Dolphins and Sharks
James Anthony Tyler exposes the harsh realities of the service sector in his new drama.
The race to the bottom is long and ugly. We see that with brutal clarity in James Anthony Tyler's brilliant new play, Dolphins and Sharks, now receiving its world premiere with Labyrinth Theater Company at the Bank Street Theater. Granted, it doesn't look much like a theater these days: When we walk in, we swerve around a mountain of boxes and packing peanuts to get to our seats. Copiers and computer workstations sit on ugly, oppressive red carpet in Marsha Ginsberg's uncanny yet functional scenic design. This is Harlem Office, the office supply store of your nightmares.
Xiomara Yepez (Flor De Liz Perez) sharpens pencils at a glass display counter as we enter. She's a sales associate, but she hopes to become store manager now that the reign of the hated Terrell has come to an end. Mr. Timmons (the real decision-maker of the company, who remains tellingly absent from the stage) has tasked her with interviewing Yusef (Chinaza Uche), a recent NYU graduate (in philosophy) who really needs a job. Xiomara is hesitant to hire someone with no customer service experience, but fellow sales associate Isabel (Pernell Walker) convinces her to give him a chance.
Isabel trained Xiomara, something that becomes a source of friction when Xiomara is promoted over her. Isabel is convinced that Mr. Timmons would never promote her because she is heavy and black.
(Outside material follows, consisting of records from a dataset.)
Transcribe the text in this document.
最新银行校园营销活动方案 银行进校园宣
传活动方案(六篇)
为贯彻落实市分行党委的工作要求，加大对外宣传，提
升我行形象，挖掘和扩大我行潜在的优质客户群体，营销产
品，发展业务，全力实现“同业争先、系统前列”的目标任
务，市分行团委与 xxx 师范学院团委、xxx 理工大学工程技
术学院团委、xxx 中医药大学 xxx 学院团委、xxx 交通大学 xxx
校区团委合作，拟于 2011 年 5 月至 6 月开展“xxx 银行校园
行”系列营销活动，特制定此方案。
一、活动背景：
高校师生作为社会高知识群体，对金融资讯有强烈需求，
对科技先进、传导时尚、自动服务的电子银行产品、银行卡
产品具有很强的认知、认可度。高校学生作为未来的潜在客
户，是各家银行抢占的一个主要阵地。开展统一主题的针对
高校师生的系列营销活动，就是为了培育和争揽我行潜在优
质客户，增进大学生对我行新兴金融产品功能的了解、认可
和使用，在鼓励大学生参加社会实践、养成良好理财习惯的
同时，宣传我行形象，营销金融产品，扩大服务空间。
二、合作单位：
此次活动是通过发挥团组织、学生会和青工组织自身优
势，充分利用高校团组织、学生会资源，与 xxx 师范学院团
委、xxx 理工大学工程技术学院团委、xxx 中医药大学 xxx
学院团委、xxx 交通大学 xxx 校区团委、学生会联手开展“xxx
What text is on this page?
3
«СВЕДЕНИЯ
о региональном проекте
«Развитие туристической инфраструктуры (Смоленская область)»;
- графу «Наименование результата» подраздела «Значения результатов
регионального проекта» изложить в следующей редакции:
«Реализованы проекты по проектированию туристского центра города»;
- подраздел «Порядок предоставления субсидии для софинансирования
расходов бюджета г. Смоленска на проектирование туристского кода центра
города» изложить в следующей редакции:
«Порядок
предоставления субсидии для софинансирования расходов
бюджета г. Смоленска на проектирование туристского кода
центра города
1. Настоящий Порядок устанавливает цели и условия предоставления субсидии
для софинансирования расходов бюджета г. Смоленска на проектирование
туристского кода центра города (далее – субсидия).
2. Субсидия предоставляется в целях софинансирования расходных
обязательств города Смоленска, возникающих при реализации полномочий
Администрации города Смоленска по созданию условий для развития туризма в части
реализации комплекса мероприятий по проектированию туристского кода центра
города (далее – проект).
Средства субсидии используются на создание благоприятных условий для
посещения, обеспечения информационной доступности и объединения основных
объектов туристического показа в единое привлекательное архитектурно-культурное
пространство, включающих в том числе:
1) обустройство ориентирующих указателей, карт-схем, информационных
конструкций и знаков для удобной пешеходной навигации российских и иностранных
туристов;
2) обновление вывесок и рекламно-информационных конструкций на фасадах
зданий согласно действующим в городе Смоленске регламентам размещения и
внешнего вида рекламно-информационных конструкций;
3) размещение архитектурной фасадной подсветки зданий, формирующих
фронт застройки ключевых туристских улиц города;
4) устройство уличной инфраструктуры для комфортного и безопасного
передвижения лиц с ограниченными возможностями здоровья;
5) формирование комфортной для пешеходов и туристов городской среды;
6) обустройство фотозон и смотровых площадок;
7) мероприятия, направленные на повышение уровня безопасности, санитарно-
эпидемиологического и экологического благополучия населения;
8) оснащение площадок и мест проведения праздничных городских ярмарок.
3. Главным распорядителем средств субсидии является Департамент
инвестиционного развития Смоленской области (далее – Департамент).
Between janitor Danilo (Cesar J. Rosado) doing a poor job cleaning the bathroom and Isabel giving free copies to a store regular, Miss Amen (Tina Fabrique), Xiomara is in the unenviable position of disciplining her friends and carrying out the orders of a man largely insulated from the human consequences of his decisions.
The plot bears a striking resemblance to Lynn Nottage's Sweat, but while that play examines the death of the industrial economy that was, Dolphins and Sharks looks at the service economy that is. It's a nickel-and-dime game that pits middle management against rank-and-file employees, with unions nowhere in sight. We indignantly watch as increasingly unreasonable performance goals are met through a combination of inspirational platitudes and coercion, a noxious cocktail cooked up in a management seminar in hell. Encapsulating the cruelty of 21st-century capitalism in one retail outpost, Tyler conveys a gut-level understanding of this world in which more and more is expected for less and less.
Director Charlotte Brathwaite builds the tension of this seemingly mundane workplace drama slowly and surely, leaving us gasping for breath by the end. Her choreographed transitions disorient us, so we are never sure where the play is going. Video designer Andrew Schneider, lighting designer Kent Barrett, and sound designer Justin Hicks accompany these transitions with hallucinogenic collages of sound and imagery, giving us the feeling of being trapped in the Matrix. Certainly, everyone in this play is the subject of forces beyond his or her control.
The production benefits from excellent performances: Walker is razor-sharp as Isabel, dispensing deadly shade with maximum efficiency. Her performance is so sympathetic that we come to see her resentment as justified, even if we recognize it as counterproductive. Perez inhabits her role with poise and dignity, struggling to keep a sunny demeanor even as she begins to lose her footing.
As Yusef, Uche combines a shifty smile with invasive physicality, making us wonder if his character is just socially inept or playing mind games. A Nigerian immigrant with a philosophy degree, he is unquestionably the outsider in this world. We watch the youthful optimism drain from his face as he experiences a baptism by fire: The world is nothing like the one he read about in college. He makes $9 an hour, but Sallie Mae expects $900 a month. As the play progresses, we can feel the sweaty desperation emanating from his soul.
Free-market apologists might say that the problem here is one of attitude: When Yusef inquires about Mr. Timmons raising his wage to the rate he was promised when he took the job ($13 an hour), Xiomara responds, "He didn't give me a date, but he did say that if you do everything you're supposed to do, then it'll happen." Yes, and if you say all your prayers, you might also get to heaven. Mr. Timmons knows that his employees will go the extra mile without any extra compensation, just the vague promise of future rewards. To hammer that point home, Brathwaite has Danilo vacuum the hideous red carpet during intermission (no break for him). It doesn't make a difference: His job is the next on the chopping block.
As our characters fight over an ever-decreasing slice of the pie, the elephant in the room quietly hums in the background, completely detached from the human drama: "This technology is taking over," Danilo observes as he looks toward several large copiers hiding behind a column. "Pretty soon we're going to all be slaves to the machines." Truer words were never spoken. The machines don't talk back. They don't resent the boss. They don't ask for a raise. They don't even get paid! Tyler and Brathwaite present the harrowing reality of the coming automation revolution largely without comment and certainly without even the hint of a solution. It's a strikingly accurate depiction of where we are as a society: inward-looking and totally unprepared for what comes next.